J’écris dans le désordre, ou dans un ordre précis que seul mon inconscient connaît. Je n’établis jamais de plan avant de commencer un roman. Un point de départ, un point d’arrivée. Mes personnages, mes pérégrinations, me guident. J’ai aussi l’idée de quelques scènes. J’utilise la première ou la troisième personne selon les circonstances. J’associe parfois les deux. Le premier jet me fait toujours souffrir, même si je bénéficie de quelques moments de grâce où tout se met en place naturellement. Pour moi, le véritable travail consiste en la réécriture, comme un sculpteur cisèle son œuvre après avoir dégrossi le matériau brut.

D’où puisez-vous les sujets de vos livres, et combien de temps est nécessaire pour qu’il prenne vie comme œuvre de fiction ?

Les sujets de livres sont comme des rencontres amoureuses. Un ensemble de circonstances, un état d’esprit, un heureux hasard, et l’idée germe.
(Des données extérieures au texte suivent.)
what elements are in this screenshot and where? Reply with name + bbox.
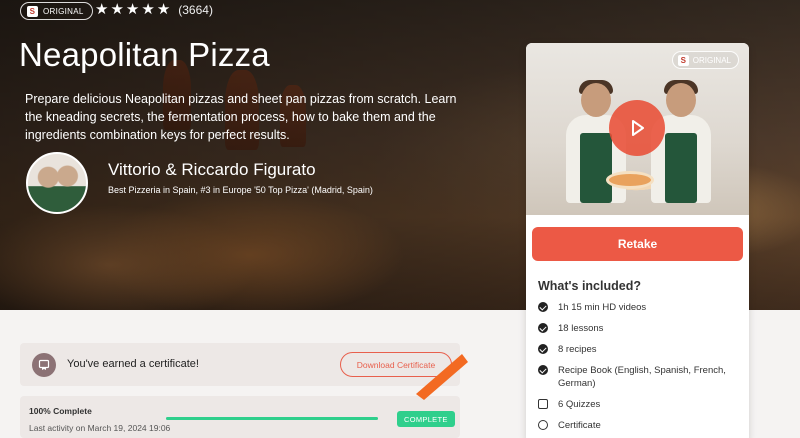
pizza-image [606, 171, 654, 189]
course-rating: ★ ★ ★ ★ ★ (3664) [95, 1, 213, 19]
play-icon [632, 120, 644, 136]
star-icon: ★ [125, 1, 140, 18]
list-item: Recipe Book (English, Spanish, French, G… [538, 364, 743, 390]
progress-bar-fill [166, 417, 378, 420]
included-item-label: Recipe Book (English, Spanish, French, G… [558, 365, 726, 389]
certificate-icon [32, 353, 56, 377]
list-item: 18 lessons [538, 322, 743, 335]
certificate-message: You've earned a certificate! [67, 358, 199, 370]
progress-percent: 100% Complete [29, 406, 92, 416]
chef-bio: Best Pizzeria in Spain, #3 in Europe '50… [108, 185, 373, 195]
chef-avatar[interactable] [26, 152, 88, 214]
retake-button[interactable]: Retake [532, 227, 743, 261]
check-circle-icon [538, 323, 548, 333]
list-item: 6 Quizzes [538, 398, 743, 411]
play-button[interactable] [609, 100, 665, 156]
course-title: Neapolitan Pizza [19, 36, 270, 73]
status-badge: COMPLETE [397, 411, 455, 427]
list-item: 1h 15 min HD videos [538, 301, 743, 314]
certificate-icon [538, 420, 548, 430]
included-heading: What's included? [538, 279, 641, 293]
star-icon: ★ [156, 1, 171, 18]
check-circle-icon [538, 344, 548, 354]
included-item-label: 8 recipes [558, 344, 597, 355]
original-badge-label: ORIGINAL [43, 6, 84, 16]
original-badge: S ORIGINAL [671, 51, 739, 69]
brand-logo-icon: S [27, 5, 38, 17]
list-item: Certificate [538, 419, 743, 432]
chef-name[interactable]: Vittorio & Riccardo Figurato [108, 160, 316, 180]
quiz-icon [538, 399, 548, 409]
check-circle-icon [538, 365, 548, 375]
star-icon: ★ [95, 1, 109, 18]
star-icon: ★ [110, 1, 124, 18]
star-icon: ★ [141, 1, 155, 18]
progress-panel: 100% Complete Last activity on March 19,… [20, 396, 460, 438]
video-preview[interactable]: S ORIGINAL [526, 43, 749, 215]
rating-count: (3664) [178, 3, 213, 17]
included-item-label: 1h 15 min HD videos [558, 302, 647, 313]
included-list: 1h 15 min HD videos 18 lessons 8 recipes… [538, 301, 743, 438]
included-item-label: 18 lessons [558, 323, 604, 334]
annotation-arrow-icon [416, 354, 468, 400]
last-activity: Last activity on March 19, 2024 19:06 [29, 423, 171, 433]
included-item-label: Certificate [558, 420, 601, 431]
progress-bar [166, 417, 378, 420]
certificate-banner: You've earned a certificate! Download Ce… [20, 343, 460, 386]
course-description: Prepare delicious Neapolitan pizzas and … [25, 92, 457, 142]
original-badge: S ORIGINAL [20, 2, 93, 20]
course-side-card: S ORIGINAL Retake What's included? 1h 15… [526, 43, 749, 438]
list-item: 8 recipes [538, 343, 743, 356]
included-item-label: 6 Quizzes [558, 399, 601, 410]
brand-logo-icon: S [677, 54, 689, 66]
original-badge-label: ORIGINAL [692, 55, 731, 65]
check-circle-icon [538, 302, 548, 312]
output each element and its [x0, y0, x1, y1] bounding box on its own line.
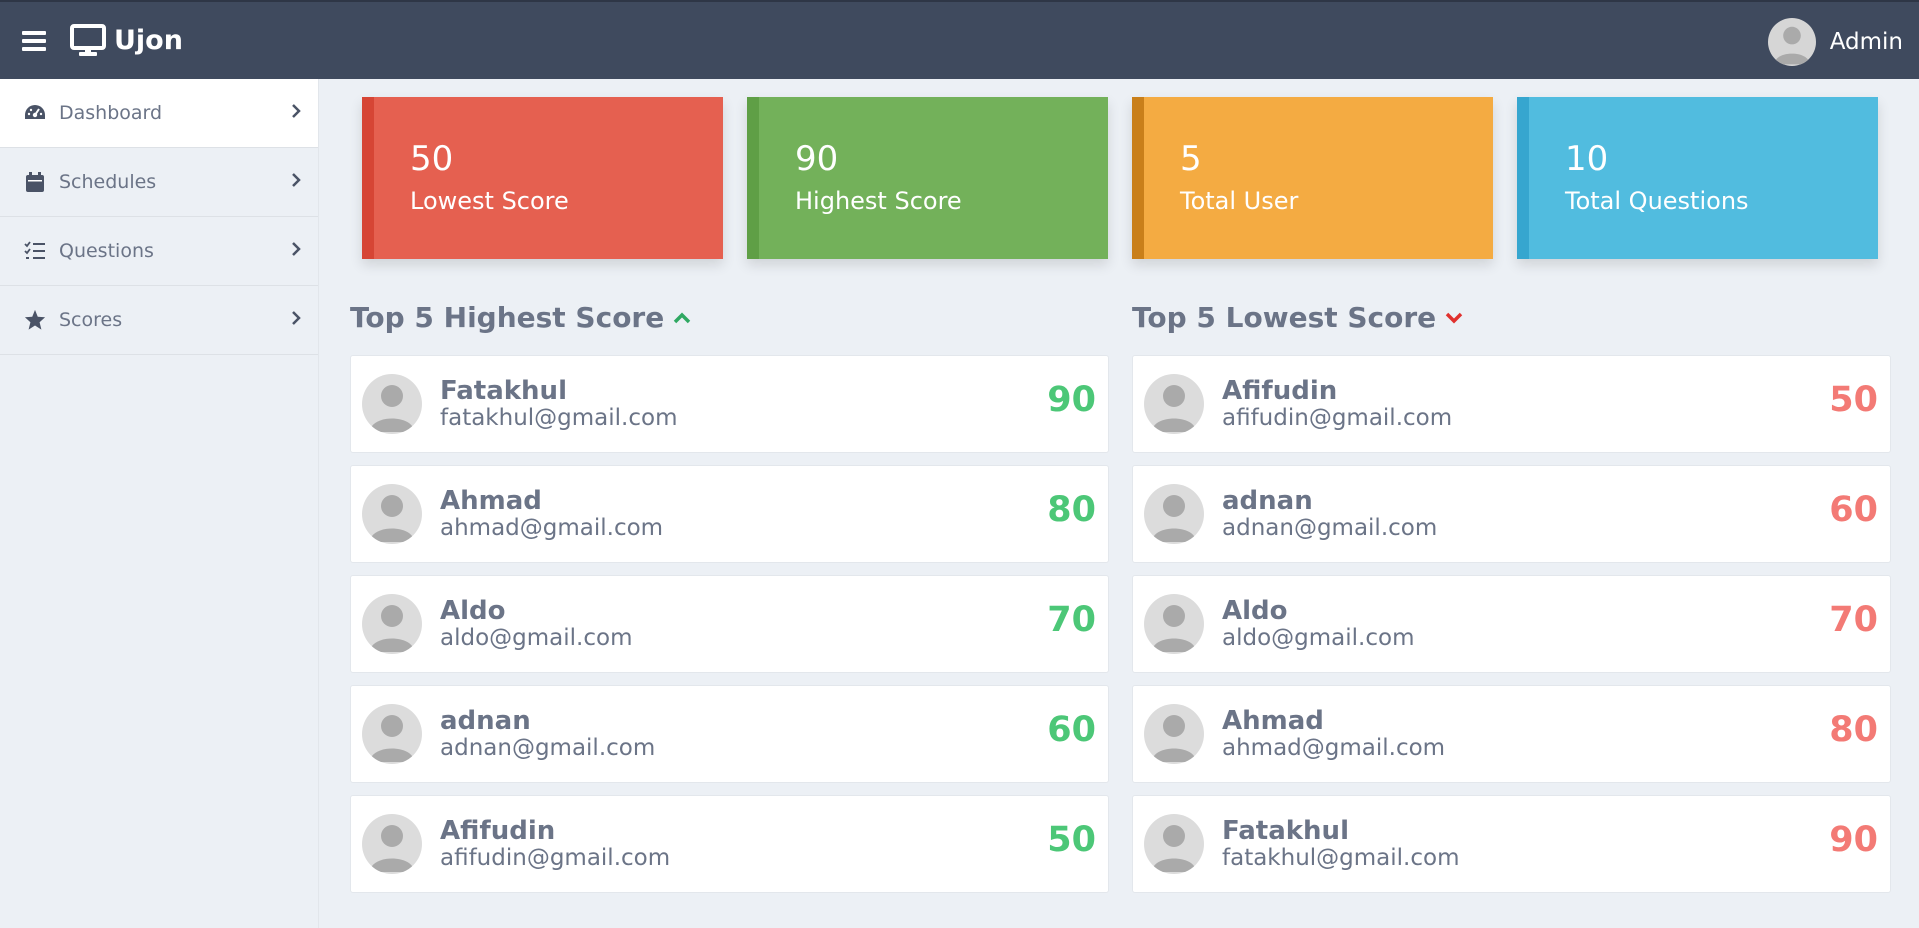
user-email: aldo@gmail.com — [440, 625, 633, 651]
user-email: aldo@gmail.com — [1222, 625, 1415, 651]
sidebar-item-scores[interactable]: Scores — [0, 286, 318, 355]
stat-label: Lowest Score — [410, 187, 569, 215]
user-name: Admin — [1829, 28, 1903, 55]
monitor-icon — [70, 23, 106, 56]
stat-card-total-questions[interactable]: 10 Total Questions — [1517, 97, 1878, 259]
sidebar-item-label: Schedules — [59, 171, 157, 193]
sidebar-item-label: Questions — [59, 240, 154, 262]
stat-card-total-user[interactable]: 5 Total User — [1132, 97, 1493, 259]
user-name: adnan — [440, 706, 531, 736]
list-item[interactable]: Ahmad ahmad@gmail.com 80 — [1132, 685, 1891, 783]
user-name: Afifudin — [1222, 376, 1338, 406]
user-name: Fatakhul — [440, 376, 567, 406]
chevron-right-icon — [292, 242, 301, 256]
list-item[interactable]: Afifudin afifudin@gmail.com 50 — [350, 795, 1109, 893]
tasks-icon — [23, 239, 47, 263]
sidebar-item-questions[interactable]: Questions — [0, 217, 318, 286]
list-item[interactable]: Fatakhul fatakhul@gmail.com 90 — [350, 355, 1109, 453]
score-value: 70 — [1829, 600, 1878, 640]
card-accent-bar — [362, 97, 374, 259]
top-navbar: Ujon Admin — [0, 0, 1919, 79]
user-email: adnan@gmail.com — [440, 735, 656, 761]
lowest-score-heading: Top 5 Lowest Score — [1132, 301, 1464, 334]
card-accent-bar — [1132, 97, 1144, 259]
stat-label: Highest Score — [795, 187, 962, 215]
highest-score-heading: Top 5 Highest Score — [350, 301, 692, 334]
section-title-text: Top 5 Highest Score — [350, 301, 665, 334]
brand-name: Ujon — [114, 25, 183, 56]
avatar — [362, 374, 422, 434]
avatar — [362, 814, 422, 874]
hamburger-menu-icon[interactable] — [22, 30, 46, 51]
list-item[interactable]: Aldo aldo@gmail.com 70 — [350, 575, 1109, 673]
lowest-score-list: Afifudin afifudin@gmail.com 50 adnan adnan… — [1132, 355, 1891, 905]
dashboard-icon — [23, 101, 47, 125]
stat-value: 10 — [1565, 139, 1609, 179]
score-value: 90 — [1047, 380, 1096, 420]
card-accent-bar — [1517, 97, 1529, 259]
user-menu[interactable]: Admin — [1767, 2, 1903, 81]
user-email: fatakhul@gmail.com — [440, 405, 678, 431]
section-title-text: Top 5 Lowest Score — [1132, 301, 1437, 334]
stat-value: 5 — [1180, 139, 1202, 179]
stat-value: 90 — [795, 139, 839, 179]
avatar — [362, 484, 422, 544]
calendar-icon — [23, 170, 47, 194]
user-email: afifudin@gmail.com — [1222, 405, 1453, 431]
card-accent-bar — [747, 97, 759, 259]
avatar — [1767, 17, 1816, 66]
list-item[interactable]: adnan adnan@gmail.com 60 — [1132, 465, 1891, 563]
score-value: 80 — [1829, 710, 1878, 750]
score-value: 80 — [1047, 490, 1096, 530]
user-name: Afifudin — [440, 816, 556, 846]
user-email: adnan@gmail.com — [1222, 515, 1438, 541]
chevron-up-icon — [673, 312, 691, 323]
highest-score-list: Fatakhul fatakhul@gmail.com 90 Ahmad ahmad… — [350, 355, 1109, 905]
star-icon — [23, 308, 47, 332]
score-value: 60 — [1047, 710, 1096, 750]
sidebar-item-label: Scores — [59, 309, 123, 331]
score-value: 90 — [1829, 820, 1878, 860]
user-name: Ahmad — [440, 486, 542, 516]
list-item[interactable]: Afifudin afifudin@gmail.com 50 — [1132, 355, 1891, 453]
user-name: Fatakhul — [1222, 816, 1349, 846]
sidebar: Dashboard Schedules Questions Scores — [0, 79, 319, 928]
user-email: ahmad@gmail.com — [440, 515, 664, 541]
chevron-right-icon — [292, 104, 301, 118]
chevron-down-icon — [1445, 312, 1463, 323]
user-email: fatakhul@gmail.com — [1222, 845, 1460, 871]
avatar — [1144, 484, 1204, 544]
stat-card-lowest-score[interactable]: 50 Lowest Score — [362, 97, 723, 259]
avatar — [362, 704, 422, 764]
avatar — [1144, 704, 1204, 764]
user-name: Aldo — [440, 596, 506, 626]
sidebar-item-dashboard[interactable]: Dashboard — [0, 79, 318, 148]
list-item[interactable]: Aldo aldo@gmail.com 70 — [1132, 575, 1891, 673]
chevron-right-icon — [292, 311, 301, 325]
avatar — [1144, 374, 1204, 434]
score-value: 50 — [1047, 820, 1096, 860]
stat-card-highest-score[interactable]: 90 Highest Score — [747, 97, 1108, 259]
score-value: 70 — [1047, 600, 1096, 640]
sidebar-item-label: Dashboard — [59, 102, 163, 124]
stat-value: 50 — [410, 139, 454, 179]
list-item[interactable]: adnan adnan@gmail.com 60 — [350, 685, 1109, 783]
sidebar-item-schedules[interactable]: Schedules — [0, 148, 318, 217]
stat-label: Total User — [1180, 187, 1299, 215]
avatar — [362, 594, 422, 654]
stat-label: Total Questions — [1565, 187, 1749, 215]
avatar — [1144, 814, 1204, 874]
avatar — [1144, 594, 1204, 654]
list-item[interactable]: Fatakhul fatakhul@gmail.com 90 — [1132, 795, 1891, 893]
list-item[interactable]: Ahmad ahmad@gmail.com 80 — [350, 465, 1109, 563]
chevron-right-icon — [292, 173, 301, 187]
user-name: Aldo — [1222, 596, 1288, 626]
score-value: 60 — [1829, 490, 1878, 530]
score-value: 50 — [1829, 380, 1878, 420]
brand[interactable]: Ujon — [70, 23, 183, 58]
user-name: Ahmad — [1222, 706, 1324, 736]
user-email: afifudin@gmail.com — [440, 845, 671, 871]
user-name: adnan — [1222, 486, 1313, 516]
user-email: ahmad@gmail.com — [1222, 735, 1446, 761]
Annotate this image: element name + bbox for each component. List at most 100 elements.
J’écris au long court. Trois ans en moyenne pour chacun de mes livres. Je dirais que mon registre s’apparente plutôt à l’orchestre symphonique qu’à la musique de chambre.

Choisissez-vous d’abord le titre de l’ouvrage avant le développement narratif ? Quel rôle joue pour vous le titre de votre œuvre ?

J’aimerais beaucoup que le titre de mes romans soit à l’origine du développement narratif, qu’à partir de quelques mots le texte se déploie. Cela n’a jamais été le cas jusqu’à aujourd’hui, mais peut-être un jour. J’ai des idées de titre qui n’ont jamais encore donné de livres. Quant aux titres de mes romans, seuls ceux des deux derniers « Tant que se dresseront les pierres » et « Là où le crépuscule s’unit à l’aube » me plaisent. D’ailleurs, et je n’ai eu aucun mal à les trouver.

Quel rapport entretenez-vous avec vos personnages et comment les inventez-vous ?

Mes personnages n’en font en général qu’à leur tête, quand ils ne prennent pas en main l’histoire. Je me laisse, envahir, habiter. L’écriture permet de se transformer en n’importe qui, en n’importe quoi, homme, femme, enfant ou oiseau. C’est à mon sens un grand avantage par rapport aux comédiens, car rien ne limite les rôles que j’endosse, ni mon âge, ni mon sexe, ni mon physique.

Parlez-nous de votre dernier ouvrage et de vos projets.

Mon dernier roman, Là où le crépuscule s’unit à l’aube, évoque la vie de mes arrière-grands-parents maternels à Saint-Pétersbourg, des derniers feux de l’Empire des tsars à la Révolution russe. Il s’agit du témoignage d’une famille confrontée aux tourmentes de la grande Histoire, mais aussi du récit de ma quête sur les traces de mes ancêtres. L’écriture de ce roman a été tout particulièrement émaillée de coïncidences, de phénomènes de synchronicité un peu troublants, qui ont perduré au-delà de la parution.

J’y explore aussi le thème de la résilience. Je suis le produit de l’exil, de deux familles frappées par des drames, d’un côté, la Révolution bolchévique et de l’autre, le génocide des Arméniens. Mon parcours de romancière s’est construit là-dessus.

D’ailleurs, mon prochain roman parlera des Arméniens. Je n’en dirais pas plus, car il se trouve encore en germination. Mais je dois me confronter à ce sujet, à l’heure où dans une terrifiante boucle de l’Histoire, l’existence des Arméniens se trouve à nouveau menacée.